Медленно падаю лбом на стол, пытаясь проморгаться от маяков в глазах – кокс или..?
Блять…
– Мучить меня пришла?
– Ну не одному ж тебе развлекаться! – срывается она. – Давай! Жри свое «счастье»!
Высыпает рядом с моим лицом горсть разноцветных колёс.
– Всё не так, Кроха… – поднимаюсь я.
– Аха… давай, – ухмыляется она сквозь слезы. – Расскажи мне про своё очередное горе. Разорви снова нахуй мою душу!
Отворачивается…
Её плечи вздрагивают одновременно с рваным дыханием.
Обняв сзади, начинаю тихо укачивать…
– Уходи от Валери, Элли… – начинаю нашептывать я ей. – Ты замечательная… Тебя надо любить… Заботиться…
И она качается вместе со мной, затихнув и зависнув, смотрит вперед.
– Нет… мое место здесь, – качает она головой. – Не хочу, как ты… попробовать и не суметь. И жить с пониманием своей ничтожности. Я лучше буду верить, что «Сумерки» – это мой выбор, а если захочу, то все смогу. Но пробовать не стану никогда!
– Ты сможешь…
– Не надо, блять, мне рассказывать. Ты мне уже все показал. Мы все тут шлюхи, слабаки и наркоманы. Ты лучший из нас, но и ты ничтожество…
– Элли… – пытаюсь объяснить я ей. – Я просто не могу ТАК. Когда каждый день… это как ожидание смерти! Я больше не могу… Я выбираю самоубийство.
– Я… Я… Я… А ОНА?!? Вот она твоя любовь, Лекс, – ее руки отталкивают мои. – Это всё херня и отмазки! Ты просто съехал! Устал и съехал! Вот и вся твоя любовь… Может она вообще такая – любовь… Спасибо, что показал…

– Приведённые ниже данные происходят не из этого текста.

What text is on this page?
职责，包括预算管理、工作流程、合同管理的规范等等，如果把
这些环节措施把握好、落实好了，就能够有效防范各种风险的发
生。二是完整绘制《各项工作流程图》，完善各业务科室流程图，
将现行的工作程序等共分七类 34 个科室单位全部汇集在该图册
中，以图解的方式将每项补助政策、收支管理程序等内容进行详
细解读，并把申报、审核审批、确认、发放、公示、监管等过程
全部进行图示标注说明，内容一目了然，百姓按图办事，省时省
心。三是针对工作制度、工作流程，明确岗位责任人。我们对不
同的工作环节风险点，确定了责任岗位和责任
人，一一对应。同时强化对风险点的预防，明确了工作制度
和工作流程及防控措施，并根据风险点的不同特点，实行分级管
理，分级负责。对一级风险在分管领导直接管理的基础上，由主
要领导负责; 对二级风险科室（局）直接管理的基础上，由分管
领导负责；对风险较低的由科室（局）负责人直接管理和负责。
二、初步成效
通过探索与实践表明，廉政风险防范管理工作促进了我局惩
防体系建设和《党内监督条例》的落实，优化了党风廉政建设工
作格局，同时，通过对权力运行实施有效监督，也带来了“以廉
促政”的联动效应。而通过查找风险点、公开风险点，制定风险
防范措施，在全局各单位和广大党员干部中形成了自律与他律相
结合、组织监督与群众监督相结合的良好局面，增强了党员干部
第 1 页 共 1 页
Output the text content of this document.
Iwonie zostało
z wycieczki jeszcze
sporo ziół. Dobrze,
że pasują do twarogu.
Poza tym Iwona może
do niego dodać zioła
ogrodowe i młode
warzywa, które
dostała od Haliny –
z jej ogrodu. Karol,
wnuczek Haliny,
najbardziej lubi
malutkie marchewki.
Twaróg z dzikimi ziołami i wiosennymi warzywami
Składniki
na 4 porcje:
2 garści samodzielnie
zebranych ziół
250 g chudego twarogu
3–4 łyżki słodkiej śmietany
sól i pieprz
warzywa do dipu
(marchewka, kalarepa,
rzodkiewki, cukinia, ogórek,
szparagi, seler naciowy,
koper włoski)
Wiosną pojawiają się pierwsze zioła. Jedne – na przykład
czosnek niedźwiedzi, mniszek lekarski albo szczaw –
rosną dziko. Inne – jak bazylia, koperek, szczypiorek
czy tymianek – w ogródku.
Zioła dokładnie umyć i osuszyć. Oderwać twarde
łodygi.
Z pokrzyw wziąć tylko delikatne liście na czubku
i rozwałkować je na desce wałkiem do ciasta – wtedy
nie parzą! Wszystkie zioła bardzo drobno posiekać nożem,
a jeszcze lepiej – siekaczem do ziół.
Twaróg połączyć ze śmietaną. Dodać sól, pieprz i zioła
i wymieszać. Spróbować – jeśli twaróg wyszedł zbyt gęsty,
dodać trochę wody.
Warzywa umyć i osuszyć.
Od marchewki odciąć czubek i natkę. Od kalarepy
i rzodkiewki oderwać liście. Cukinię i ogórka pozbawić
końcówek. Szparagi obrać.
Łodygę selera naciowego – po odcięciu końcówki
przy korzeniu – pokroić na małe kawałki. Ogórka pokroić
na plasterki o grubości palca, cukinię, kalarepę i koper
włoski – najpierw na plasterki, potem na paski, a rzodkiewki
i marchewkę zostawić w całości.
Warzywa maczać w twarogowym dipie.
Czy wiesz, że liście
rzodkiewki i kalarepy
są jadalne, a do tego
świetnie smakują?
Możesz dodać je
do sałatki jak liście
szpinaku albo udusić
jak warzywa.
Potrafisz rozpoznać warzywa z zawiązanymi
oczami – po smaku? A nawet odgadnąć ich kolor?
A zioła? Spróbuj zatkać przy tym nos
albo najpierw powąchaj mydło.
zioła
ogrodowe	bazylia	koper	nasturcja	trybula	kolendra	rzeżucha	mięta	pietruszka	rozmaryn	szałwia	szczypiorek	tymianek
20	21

Пару шагов к двери, и я срываюсь, перехватывая её и рывком разворачивая к себе:
– Не смей, Кроха, топтаться по мне!
– А то что!? – толкает она меня в грудь. – Добавишь порцию амфетамина, чтобы не грустить!?
– ДА!
Да! Она сильная, я слабый! Да! Давай, презирай меня за это! – ору я ей в лицо.Боковое зрение ловит чей-то алый силуэт, и мы резко оборачиваемся на открытую дверь.
Валери…
Мы с Крохой оба пятнами, и в ярости стоим друг напротив друга, словно перед рывком.
– Лекс… – делает шаг внутрь Царевна, и ее взгляд падает на стол с нашими «конфетками». Кисти резко сжимаются в кулачки, мелькая алым маникюром, и губы превращаются в жесткую кровавую линию. – Брендон, выйди, – тон такой, что Элли мгновенно дергается к двери. – Нет! – тормозит её Вэл. – Лекс, погуляй-ка ты…
Выдернув из рук Алисы сигареты, вылетаю за дверь.
В клубе аншлаг… Всё правильно. Сегодня жгут молодые и знаменитые. И я не в последних рядах. Только они идут на сцену, а я на эшафот. Каждый должен исповедаться перед смертью. И мой концерт – это попытка переписать на чистовик и оставить, только самое-самое, а еще он – моя исповедь… Жаль, что ни ей...
Говорят самоубийство – это слабость… И если это так, то Элли во всем права!
Во всем, кроме одного.
Да – я «игрушка», я наркоман… неуравновешенный придурок… слабак… кто там еще?
Но…
И если я сейчас совершаю ошибку, то кто должен остановить меня, если не она!?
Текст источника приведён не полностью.